O presidente da Associação Comercial de Altamira, Milton Elias Fischer, conta que, embora todos soubessem que um dia haveria a desmobilização, o movimento surpreendeu o comércio. “Pegou todo mundo de calça curta. Sabíamos que haveria um fim, mas esperávamos que a desmobilização fosse mais gradativa.” Ele conta que muita gente pegou empréstimo no banco para investir em novos negócios e nem teve tempo para começar a operar. O sentimento de muitos moradores de Altamira é que a cidade perdeu o bonde para reduzir pelo menos parte da dívida social de mais de 100 anos.

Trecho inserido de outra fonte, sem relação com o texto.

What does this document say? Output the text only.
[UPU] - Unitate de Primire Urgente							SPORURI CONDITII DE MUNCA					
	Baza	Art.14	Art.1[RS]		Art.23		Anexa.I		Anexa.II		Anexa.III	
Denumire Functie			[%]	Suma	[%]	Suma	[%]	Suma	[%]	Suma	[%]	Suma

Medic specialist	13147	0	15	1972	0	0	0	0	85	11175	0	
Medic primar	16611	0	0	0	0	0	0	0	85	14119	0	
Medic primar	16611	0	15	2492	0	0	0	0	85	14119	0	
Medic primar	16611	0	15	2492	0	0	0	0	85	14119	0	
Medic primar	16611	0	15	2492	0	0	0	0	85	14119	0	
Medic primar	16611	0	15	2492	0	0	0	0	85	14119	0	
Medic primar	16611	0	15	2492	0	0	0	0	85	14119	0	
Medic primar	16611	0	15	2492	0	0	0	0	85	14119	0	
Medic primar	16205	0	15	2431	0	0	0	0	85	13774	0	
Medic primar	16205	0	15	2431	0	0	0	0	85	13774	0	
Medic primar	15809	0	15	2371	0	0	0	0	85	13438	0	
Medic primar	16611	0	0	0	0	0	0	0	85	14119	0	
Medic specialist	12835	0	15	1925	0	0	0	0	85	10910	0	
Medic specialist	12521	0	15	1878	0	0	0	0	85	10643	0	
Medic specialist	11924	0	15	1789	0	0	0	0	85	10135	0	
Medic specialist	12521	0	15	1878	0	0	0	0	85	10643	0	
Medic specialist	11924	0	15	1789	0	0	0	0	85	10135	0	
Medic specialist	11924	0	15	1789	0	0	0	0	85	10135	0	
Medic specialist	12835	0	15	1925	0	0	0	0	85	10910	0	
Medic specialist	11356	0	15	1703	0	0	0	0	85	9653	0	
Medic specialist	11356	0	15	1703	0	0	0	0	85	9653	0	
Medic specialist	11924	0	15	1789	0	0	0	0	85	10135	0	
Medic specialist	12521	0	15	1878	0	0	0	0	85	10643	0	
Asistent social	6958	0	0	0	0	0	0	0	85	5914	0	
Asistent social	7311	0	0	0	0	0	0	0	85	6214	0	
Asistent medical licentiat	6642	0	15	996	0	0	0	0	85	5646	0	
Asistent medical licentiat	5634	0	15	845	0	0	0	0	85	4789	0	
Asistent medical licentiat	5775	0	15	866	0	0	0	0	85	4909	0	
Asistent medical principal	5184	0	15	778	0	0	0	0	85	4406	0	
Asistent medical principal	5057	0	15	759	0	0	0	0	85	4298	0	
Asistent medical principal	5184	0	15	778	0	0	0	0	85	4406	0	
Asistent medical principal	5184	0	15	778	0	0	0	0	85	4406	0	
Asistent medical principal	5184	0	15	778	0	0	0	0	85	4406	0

No início da década, quando os primeiros engenheiros e máquinas começaram a desembarcar na cidade para construir Belo Monte, os empresários apostavam no empreendimento como um trampolim para o desenvolvimento do município, que em 2010 tinha um Índice de Desenvolvimento Humano (IDH)) de 0,665 – semelhante ao de países como Vietnã, Iraque e Bolívia. “Acreditávamos que mais investimentos viriam para a cidade de forma definitiva. Mas vieram apenas os fornecedores da usina, cumpriram o contrato e já foram embora”, afirma Narzetti. “Continuamos sem um grande supermercado e, dos shoppings planejados, apenas um pequeno virou realidade.”
Infraestrutura
Mas, apesar dos entraves, algumas melhorias foram feitas. Falta apenas a prefeitura entrar em acordo com a Norte Energia para assumir os novos ativos, como o hospital e a rede de água e esgoto. No total, a Norte Energia investiu quase R$ 4 bilhões em ações socioambientais como parte das contrapartidas para construção da hidrelétrica. Mas, por enquanto, a população só vê os transtornos das obras na cidade. A rede de água e esgoto construída pela Norte Energia para atender 100% do município está pronta há 18 meses. Na prática, no entanto, nada mudou. A maioria dos moradores continua usando o sistema antigo de fossas e poços. A briga ficou em torno da conexão das residências à rede. A prefeitura argumentava que não tinha condição de assumir os ativos e a conta, que beirava os R$ 30 milhões. Resultado: a Norte Energia assumiu as ligações das residência, mas as obras ainda não foram iniciadas.
Outro empreendimento é o Hospital Geral de Altamira, com 103 leitos. O estabelecimento está pronto há um ano e ainda não foi ocupado. A prefeitura disse que está preparando o local para a transferência do hospital antigo. Um aterro sanitário também foi construído, mas já teve de passar por obras de reparo por causa do mau uso. Por enquanto, a única melhoria visível é a retirada das enormes palafitas da cidade. O local, onde antes viviam milhares de pessoas em condições sub-humanas, hoje começa a ganhar contornos de um grande parque, que será entregue no fim do primeiro semestre. “Altamira é a cidade polo da região. Ela vai sobreviver ao fim das obras de Belo Monte”, diz Fischer. “Além disso, teremos depois o projeto Belo Sun (projeto de mineração no Xingu), e esperamos não ficar órfãos do poder público.” As informações são do jornal O Estado de S. Paulo.